Something about last week’s series of events sparked a remembrance, so I went back to one of his journals, and there it was. When my son was 8, he said two things that left me dumbstruck. The first thing he said happened while we were about to cross the street. It went like this (and I quote from his journal), “Mommy, I don’t want to hurt your feelings, but you can’t hold my hand to cross the street anymore.” The second thing he said to me occurred about two weeks later (and again I quote), “Mommy, I don’t want to hurt your feelings, but I regret that I did not spend more time with Daddy when I was a baby. I will be spending more time with him now.”

Could someone pick me up off the floor please?

This past weekend in going through my pain, looking for a birth was the only thing that kept me in it. I told you that when I dropped my son off at his dad’s a week ago, something left the relationship. What I didn’t tell you was that when I got home from dropping him off, I felt like an amputee with an agonizing pulsing phantom limb or, more honestly, I felt like my son had died.

I wasn’t experiencing birth. I couldn’t face it, but I was experiencing death.

Bottom line…I felt crazy. The simple act of leaving my son at his dad’s clearly warranted a cover photo and a four page spread in the DSM V. This level of grief had to be a signal of some deep-seated psychological pathology. And, yet, I couldn’t stop myself from feeling it.

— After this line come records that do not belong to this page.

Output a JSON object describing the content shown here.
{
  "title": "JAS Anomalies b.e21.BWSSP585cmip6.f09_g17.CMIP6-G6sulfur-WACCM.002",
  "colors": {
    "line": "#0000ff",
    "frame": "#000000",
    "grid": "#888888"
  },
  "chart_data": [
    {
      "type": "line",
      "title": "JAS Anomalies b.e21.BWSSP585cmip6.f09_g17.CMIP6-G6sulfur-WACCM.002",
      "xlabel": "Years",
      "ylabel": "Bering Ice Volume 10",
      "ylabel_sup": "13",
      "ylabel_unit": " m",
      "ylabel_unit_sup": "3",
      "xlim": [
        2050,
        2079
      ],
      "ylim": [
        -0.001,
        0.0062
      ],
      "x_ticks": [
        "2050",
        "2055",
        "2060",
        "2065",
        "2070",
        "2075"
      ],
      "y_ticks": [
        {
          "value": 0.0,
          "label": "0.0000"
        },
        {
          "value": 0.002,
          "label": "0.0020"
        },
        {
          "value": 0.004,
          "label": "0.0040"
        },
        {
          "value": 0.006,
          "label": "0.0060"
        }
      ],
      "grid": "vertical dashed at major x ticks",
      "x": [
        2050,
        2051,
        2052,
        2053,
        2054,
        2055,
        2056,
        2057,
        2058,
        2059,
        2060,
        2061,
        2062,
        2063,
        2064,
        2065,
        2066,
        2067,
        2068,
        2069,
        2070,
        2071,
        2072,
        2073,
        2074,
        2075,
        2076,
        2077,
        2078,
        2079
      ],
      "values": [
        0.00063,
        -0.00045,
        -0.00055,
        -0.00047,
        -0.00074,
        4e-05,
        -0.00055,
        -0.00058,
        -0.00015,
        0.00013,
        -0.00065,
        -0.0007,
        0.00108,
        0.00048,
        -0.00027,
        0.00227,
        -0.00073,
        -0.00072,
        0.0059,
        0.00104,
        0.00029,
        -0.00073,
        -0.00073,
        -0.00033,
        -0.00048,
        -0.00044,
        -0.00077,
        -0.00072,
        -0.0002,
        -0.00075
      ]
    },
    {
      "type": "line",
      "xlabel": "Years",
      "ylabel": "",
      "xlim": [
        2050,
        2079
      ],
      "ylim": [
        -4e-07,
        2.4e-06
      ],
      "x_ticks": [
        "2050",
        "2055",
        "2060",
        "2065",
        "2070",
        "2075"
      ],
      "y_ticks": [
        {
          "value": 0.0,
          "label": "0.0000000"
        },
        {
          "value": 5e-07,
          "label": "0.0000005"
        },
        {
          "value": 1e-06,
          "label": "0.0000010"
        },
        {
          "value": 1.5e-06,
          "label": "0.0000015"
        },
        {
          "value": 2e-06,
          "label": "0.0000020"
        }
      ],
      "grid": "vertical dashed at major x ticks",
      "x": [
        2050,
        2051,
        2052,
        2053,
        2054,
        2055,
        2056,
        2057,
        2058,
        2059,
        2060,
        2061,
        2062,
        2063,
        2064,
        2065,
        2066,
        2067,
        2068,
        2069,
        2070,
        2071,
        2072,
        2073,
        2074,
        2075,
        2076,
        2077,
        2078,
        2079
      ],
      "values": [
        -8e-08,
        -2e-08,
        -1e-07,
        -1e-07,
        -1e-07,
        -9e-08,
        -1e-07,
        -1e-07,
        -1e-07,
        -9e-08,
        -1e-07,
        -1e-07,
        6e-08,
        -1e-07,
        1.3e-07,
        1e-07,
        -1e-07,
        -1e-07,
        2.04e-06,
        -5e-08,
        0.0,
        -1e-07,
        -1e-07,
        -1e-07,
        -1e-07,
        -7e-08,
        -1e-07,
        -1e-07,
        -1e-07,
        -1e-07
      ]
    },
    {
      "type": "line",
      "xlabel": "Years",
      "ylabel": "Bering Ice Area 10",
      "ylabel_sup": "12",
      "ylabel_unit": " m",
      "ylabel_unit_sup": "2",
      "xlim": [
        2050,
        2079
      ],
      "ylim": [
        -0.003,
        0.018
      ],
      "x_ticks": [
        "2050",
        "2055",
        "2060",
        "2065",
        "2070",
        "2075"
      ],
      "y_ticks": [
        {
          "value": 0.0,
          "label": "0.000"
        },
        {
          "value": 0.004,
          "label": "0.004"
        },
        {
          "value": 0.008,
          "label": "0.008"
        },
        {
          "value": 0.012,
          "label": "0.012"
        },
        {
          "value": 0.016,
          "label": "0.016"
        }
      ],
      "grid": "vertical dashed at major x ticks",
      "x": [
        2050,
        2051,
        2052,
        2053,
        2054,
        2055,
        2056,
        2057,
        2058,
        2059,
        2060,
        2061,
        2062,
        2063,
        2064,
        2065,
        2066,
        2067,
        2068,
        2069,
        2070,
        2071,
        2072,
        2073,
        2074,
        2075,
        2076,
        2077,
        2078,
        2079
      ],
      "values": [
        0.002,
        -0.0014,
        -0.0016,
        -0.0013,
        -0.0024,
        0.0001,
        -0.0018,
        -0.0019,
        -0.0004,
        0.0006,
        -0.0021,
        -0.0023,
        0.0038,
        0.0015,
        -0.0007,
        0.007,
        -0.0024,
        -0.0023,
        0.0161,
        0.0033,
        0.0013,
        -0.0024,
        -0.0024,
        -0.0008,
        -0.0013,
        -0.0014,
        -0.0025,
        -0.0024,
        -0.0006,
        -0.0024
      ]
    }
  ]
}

It took me 9 years, 9 months, and 16 days, but I realized that last Sunday, I finally let my son cross the street on his own to be with the father that he has always wanted and needed. The little 8 year old with the porcelain skin, big bluer than purple eyes, and curly black mop-top hair suddenly released my hand, engaged eye contact, and started across the street. He navigated himself safely to the other side while I anxiously waited where he could see me. When he stepped up on the opposite curb, he turned around to face me beaming with pride, with anticipation, and with gratitude.

In that intimate precious moment standing with a lifetime between us, I saw my little 8 year old boy transform into my 17 year old son. We fell into each other’s eyes. Then he made a face that looked an awful lot like a smile, turned, and went into his life on the other side of childhood.

And I was thrilled to know that I had taught him something important. He looked both ways before he crossed the street.